Dua hari yang lalu, seorang kawan ‘seperjalanan’ bercerita bahwa ia tengah gundah. Adik perempuannya memutuskan pergi dari rumah dan tampaknya dalam waktu dekat nekat akan menikah dengan kekasihnya yang beragama lain. “Kemungkinan besar sih dia bakalan pindah agama, Mas…” cetusnya dalam percakapan di WA. Aku tak melihat langsung wajahnya saat menuliskan pesan itu, tapi aku merasakan kepedihannya.
Jika hidup beragama itu layaknya pertandingan sepakbola, tentu aku akan menyarankan sebisa mungkin jangan sampai adiknya pindah agama. Ibaratnya seperti pemain sepakbola yang pindah klub karena iming-iming gaji dan transfer yang lebih tinggi dari grup yang sekarang!
Tapi kebenaran agama itu menurutku tak bisa hanya ditinjau dari sisi komunal, dari banyak-sedikitnya umat yang memeluk. Nilai-nilai keagamaan akan tampak kokoh dan cemerlang ketika pribadi-pribadi yang memeluk menjadikannya sebagai landasan bersikap baik terhadap sesama dan memuliakan Tuhan!
“Artinya, kalau adikmu akhirnya pindah agama ya kita doakan saja supaya ia memutuskan dalam keadaan sadar; sadar pilihan dan sadar konsekuensinya.”
Lalu?
Mari disyukuri!
Hah? Disyukuri?
Iya, bukankah sebagai orang Katolik kita diminta bersyukur di setiap waktu?!

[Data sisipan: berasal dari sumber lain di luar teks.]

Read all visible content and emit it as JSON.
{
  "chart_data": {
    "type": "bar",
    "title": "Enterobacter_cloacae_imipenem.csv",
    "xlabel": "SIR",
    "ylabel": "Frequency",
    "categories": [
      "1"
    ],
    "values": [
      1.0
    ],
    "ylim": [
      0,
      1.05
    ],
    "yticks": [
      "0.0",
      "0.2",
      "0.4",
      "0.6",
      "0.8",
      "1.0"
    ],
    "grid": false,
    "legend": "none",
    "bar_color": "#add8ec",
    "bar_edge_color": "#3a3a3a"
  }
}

Lalu apa yang bisa disyukuri dari peristiwa itu? Bersyukur karena justru dengan kejadian itu kita diberi waktu untuk mempertanyakan dan menguji iman kita sendiri terkait ketiga pertanyaan di atas.
Yakinkah kita bahwa Yesus adalah Anak Allah? Kalau betul kenapa Ia mengijinkan adiknya pindah keyakinan?

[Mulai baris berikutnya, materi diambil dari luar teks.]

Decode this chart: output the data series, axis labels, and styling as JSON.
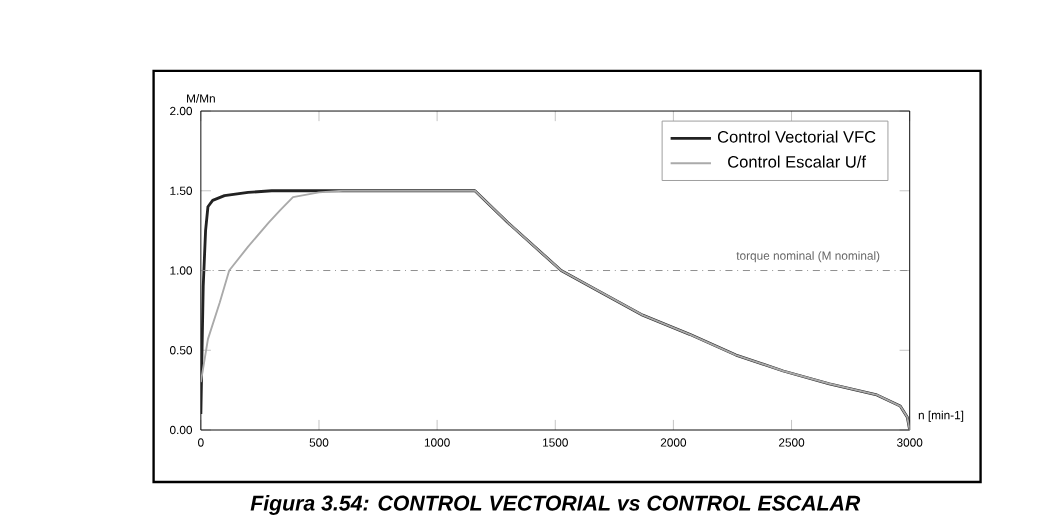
{
  "chart_data": {
    "type": "line",
    "title": "Figura 3.54: CONTROL VECTORIAL vs CONTROL ESCALAR",
    "xlabel": "n [min-1]",
    "ylabel": "M/Mn",
    "xlim": [
      0,
      3000
    ],
    "ylim": [
      0,
      2
    ],
    "xticks": [
      0,
      500,
      1000,
      1500,
      2000,
      2500,
      3000
    ],
    "yticks": [
      {
        "value": 0,
        "label": "0.00"
      },
      {
        "value": 0.5,
        "label": "0.50"
      },
      {
        "value": 1,
        "label": "1.00"
      },
      {
        "value": 1.5,
        "label": "1.50"
      },
      {
        "value": 2,
        "label": "2.00"
      }
    ],
    "legend": "top right",
    "grid": false,
    "ref_lines": [
      {
        "axis": "y",
        "value": 1,
        "label": "torque nominal (M nominal)",
        "color": "#888888",
        "line_style": "dashed"
      }
    ],
    "series": [
      {
        "name": "Control Vectorial VFC",
        "color": "#222222",
        "x": [
          0,
          10,
          20,
          30,
          50,
          100,
          200,
          300,
          1160,
          1300,
          1525,
          1673,
          1870,
          2069,
          2265,
          2465,
          2660,
          2861,
          2960,
          2990,
          3000
        ],
        "values": [
          0.1,
          0.9,
          1.25,
          1.4,
          1.44,
          1.47,
          1.49,
          1.5,
          1.5,
          1.3,
          1.0,
          0.88,
          0.72,
          0.6,
          0.47,
          0.37,
          0.29,
          0.22,
          0.15,
          0.08,
          0.0
        ]
      },
      {
        "name": "Control Escalar U/f",
        "color": "#aaaaaa",
        "x": [
          0,
          30,
          80,
          120,
          200,
          287,
          337,
          390,
          500,
          600,
          1160,
          1300,
          1525,
          1673,
          1870,
          2069,
          2265,
          2465,
          2660,
          2861,
          2960,
          2990,
          3000
        ],
        "values": [
          0.3,
          0.57,
          0.8,
          1.0,
          1.15,
          1.3,
          1.38,
          1.46,
          1.49,
          1.5,
          1.5,
          1.3,
          1.0,
          0.88,
          0.72,
          0.6,
          0.47,
          0.37,
          0.29,
          0.22,
          0.15,
          0.08,
          0.0
        ]
      }
    ]
  }
}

Betulkah Ia yang dikasihi Allah? Kalau betul kenapa adiknya masih mencari sosok lain yang tidak lebih dikasihi Allah daripada Yesus?
Betulkah Ia layak didengar? Kalau betul kenapa adiknya malah tutup telinga dan berlari begitu saja daripadaNya?
Hayo! Pertanyakan imanmu setiap waktu supaya kokoh karena tempaan bukan kuat karena pencitraan saja!